Around this time, pubic hair became the focal point of an ongoing rivalry in newsstand publishing as Playboy and Penthouse magazines became embroiled in “the pubic wars”, trying to outdo one another in terms of what they showed without being shut down. This arguably had an effect on mainstream acceptance of nudity in all media, and by the 1970s movies could really go for it. The MPAA brought in the R and X ratings, legitimising on-screen nudity to some extent.
In the 1970s and 80s, pubic hair was everywhere. The New Hollywood movement, spearheaded by directors like Martin Scorcese and Francis Ford Coppola, aimed to tell gritty and realistic stories, which included sex and nudity. Andy Warhol’s Blue Movie led to ‘the Golden Age of Porn’, with adult movies shown in mainstream cinemas. Lowbrow sex comedies, exploitation films and B-movies gleefully embraced the ability to show full-frontal (almost exclusively female) nudity.
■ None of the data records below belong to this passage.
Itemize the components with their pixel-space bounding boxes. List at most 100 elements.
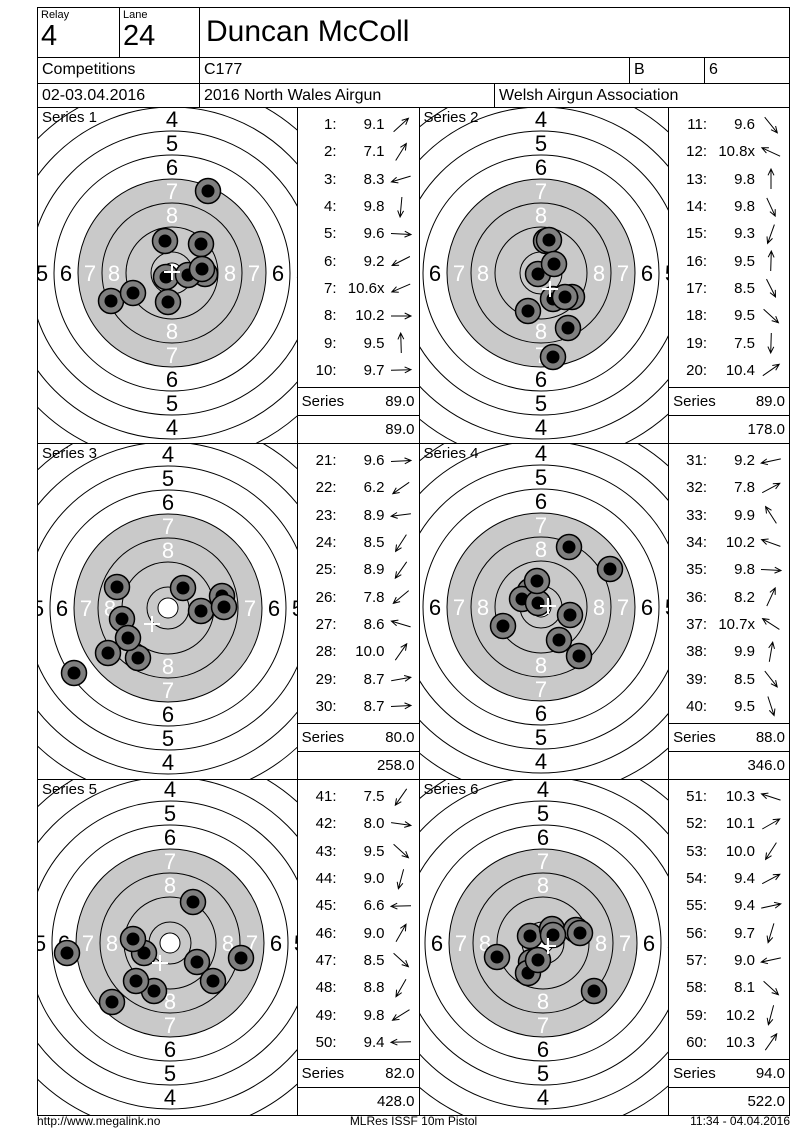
- shot-score: 8.9: [363, 506, 385, 524]
- ring-circle: [38, 465, 297, 751]
- ring-circle: [419, 780, 669, 1110]
- shot-score: 9.9: [734, 506, 756, 524]
- ten-ring: [159, 932, 181, 954]
- shot-hole: [53, 939, 81, 967]
- shot-number: 50:: [315, 1033, 337, 1051]
- shot-hole: [596, 555, 623, 583]
- ring-circle: [470, 536, 611, 678]
- target-face: 88887777666655554444: [419, 108, 669, 443]
- shot-row: 36: 8.2: [669, 583, 787, 610]
- shot-row: 8: 10.2: [298, 302, 417, 329]
- shot-number: 48:: [315, 979, 337, 997]
- shot-direction-arrow: [764, 1033, 778, 1051]
- ring-label: 8: [164, 873, 176, 898]
- ring-label: 6: [536, 825, 548, 850]
- shot-row: 35: 9.8: [669, 556, 787, 583]
- shot-direction-arrow: [764, 116, 779, 134]
- shot-direction-arrow: [389, 175, 411, 184]
- series-grid: 88887777666655554444Series 11:9.12:7.13:…: [38, 108, 790, 1115]
- ring-circle: [446, 512, 635, 702]
- shot-row: 60: 10.3: [669, 1029, 787, 1056]
- shot-arrow-box: [385, 531, 417, 555]
- ring-label: 6: [534, 701, 546, 726]
- shot-arrow-box: [385, 867, 417, 891]
- target-face: 88887777666655554444: [38, 780, 297, 1115]
- ring-circle: [101, 202, 243, 344]
- ring-label: 5: [664, 261, 669, 286]
- shot-row: 16: 9.5: [669, 247, 787, 274]
- shot-score: 9.8: [363, 198, 385, 216]
- ring-label: 8: [224, 261, 236, 286]
- shot-number: 55:: [686, 897, 708, 915]
- shot-direction-arrow: [766, 279, 777, 299]
- footer-report-name: MLRes ISSF 10m Pistol: [349, 1114, 478, 1128]
- shot-hole: [565, 642, 592, 670]
- series-title: Series 2: [423, 109, 479, 126]
- shot-row: 55: 9.4: [669, 892, 787, 919]
- shot-score: 8.5: [363, 951, 385, 969]
- running-total-row: 178.0: [669, 415, 790, 443]
- shot-row: 21: 9.6: [298, 447, 417, 474]
- ring-circle: [49, 489, 287, 727]
- ring-circle: [419, 130, 669, 416]
- ring-label: 8: [536, 873, 548, 898]
- footer-url: http://www.megalink.no: [37, 1114, 161, 1128]
- ring-label: 6: [166, 367, 178, 392]
- ring-circle: [424, 824, 661, 1062]
- shot-list: 11: 9.6 12: 10.8x 13: 9.8 14: 9.8 15: 9.3 16: 9.5 17…: [669, 108, 789, 387]
- shot-direction-arrow: [764, 505, 777, 524]
- ring-label: 7: [616, 261, 628, 286]
- series-sum-row: Series 89.0: [297, 387, 419, 415]
- series-sum-row: Series 82.0: [297, 1059, 419, 1087]
- ring-label: 8: [162, 654, 174, 679]
- shot-row: 14: 9.8: [669, 193, 787, 220]
- ring-label: 4: [534, 444, 546, 466]
- shot-hole: [60, 659, 88, 687]
- score-column-series-4: 31: 9.2 32: 7.8 33: 9.9 34: 10.2 35: 9.8 36: 8.2 37:…: [669, 444, 790, 779]
- shot-arrow-box: [385, 694, 417, 718]
- series-sum-value: 94.0: [755, 1065, 786, 1082]
- shot-row: 25: 8.9: [298, 556, 417, 583]
- shot-arrow-box: [755, 667, 787, 691]
- ring-circle: [73, 513, 263, 703]
- shot-arrow-box: [385, 1030, 417, 1054]
- ring-label: 7: [164, 849, 176, 874]
- competitions-label: Competitions: [38, 58, 200, 83]
- ring-label: 6: [640, 261, 652, 286]
- ring-label: 4: [536, 780, 548, 802]
- shot-list: 51: 10.3 52: 10.1 53: 10.0 54: 9.4 55: 9.4 56: 9.7 5…: [669, 780, 789, 1059]
- ring-label: 6: [534, 155, 546, 180]
- shot-score: 8.1: [734, 979, 756, 997]
- shot-row: 29: 8.7: [298, 665, 417, 692]
- shot-hole: [194, 177, 222, 205]
- shot-row: 57: 9.0: [669, 947, 787, 974]
- shot-arrow-box: [385, 449, 417, 473]
- shot-direction-arrow: [392, 117, 409, 132]
- ring-label: 8: [534, 653, 546, 678]
- ring-label: 7: [166, 343, 178, 368]
- shot-number: 4:: [323, 198, 337, 216]
- shooter-name-cell: Duncan McColl: [200, 8, 789, 57]
- ring-label: 5: [162, 726, 174, 751]
- shot-hole: [227, 944, 255, 972]
- shot-direction-arrow: [389, 902, 411, 910]
- ring-label: 8: [534, 319, 546, 344]
- shot-score: 9.5: [363, 334, 385, 352]
- ring-label: 4: [166, 108, 178, 132]
- shot-row: 37: 10.7x: [669, 611, 787, 638]
- running-total-row: 428.0: [297, 1087, 419, 1115]
- shot-arrow-box: [755, 503, 787, 527]
- score-column-series-1: 1: 9.1 2: 7.1 3: 8.3 4: 9.8 5: 9.6 6: 9.2 7: 10.6x 8: 1…: [297, 108, 420, 443]
- ring-circle: [97, 537, 239, 679]
- ring-label: 7: [452, 595, 464, 620]
- shot-number: 24:: [315, 534, 337, 552]
- shot-arrow-box: [755, 358, 787, 382]
- shot-direction-arrow: [766, 586, 776, 607]
- shot-direction-arrow: [760, 957, 781, 965]
- ring-label: 5: [296, 261, 298, 286]
- ring-circle: [75, 848, 265, 1038]
- shot-score: 9.1: [363, 116, 385, 134]
- event-date: 02-03.04.2016: [38, 84, 200, 107]
- ring-label: 8: [536, 989, 548, 1014]
- ring-label: 4: [164, 1085, 176, 1110]
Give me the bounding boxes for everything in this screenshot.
Pubic hair appeared in non-sexual contexts as well. John Waters is fascinated with it, artistic, almost abstract close-ups form part of the plot of his 1999 movie Pecker. Other instances include hairs slathered on a pizza in She’s All That, glued to a cast member’s face in Jackass Number Two and cut with a hedge trimmer in Scary Movie 2.
Trends change, including with pubic hair, and there’s less of it about than once there was, a trend generally seen as linked to the rise of internet porn in the late 1990s (along with thongs, low-rise jeans and smaller swimsuits). Due to this, a small cottage industry has appeared in Hollywood constructing merkins, or pubic wigs.
These provide two functions — making a performer who has removed their own pubic hair appear more historically accurate in anything set before about 1998, and providing a modicum of modesty, meaning they can be naked but not too naked. The last decade or so has seen a lot of nudity-filled TV shows set in the past (or in worlds that resemble the past), with Boardwalk Empire, Game of Thrones, Rome and Spartacus surely spending millions on prosthetic pubes.
But pubic hair is very much making a comeback, with more and more people opting to make grooming decisions based on personal comfort rather than trends. Pubic hair has been embraced, rejected, removed and recreated by Hollywood over the years, used for titillation, drama and comedy.
Life imitates art, art imitates life, and life contains pubes.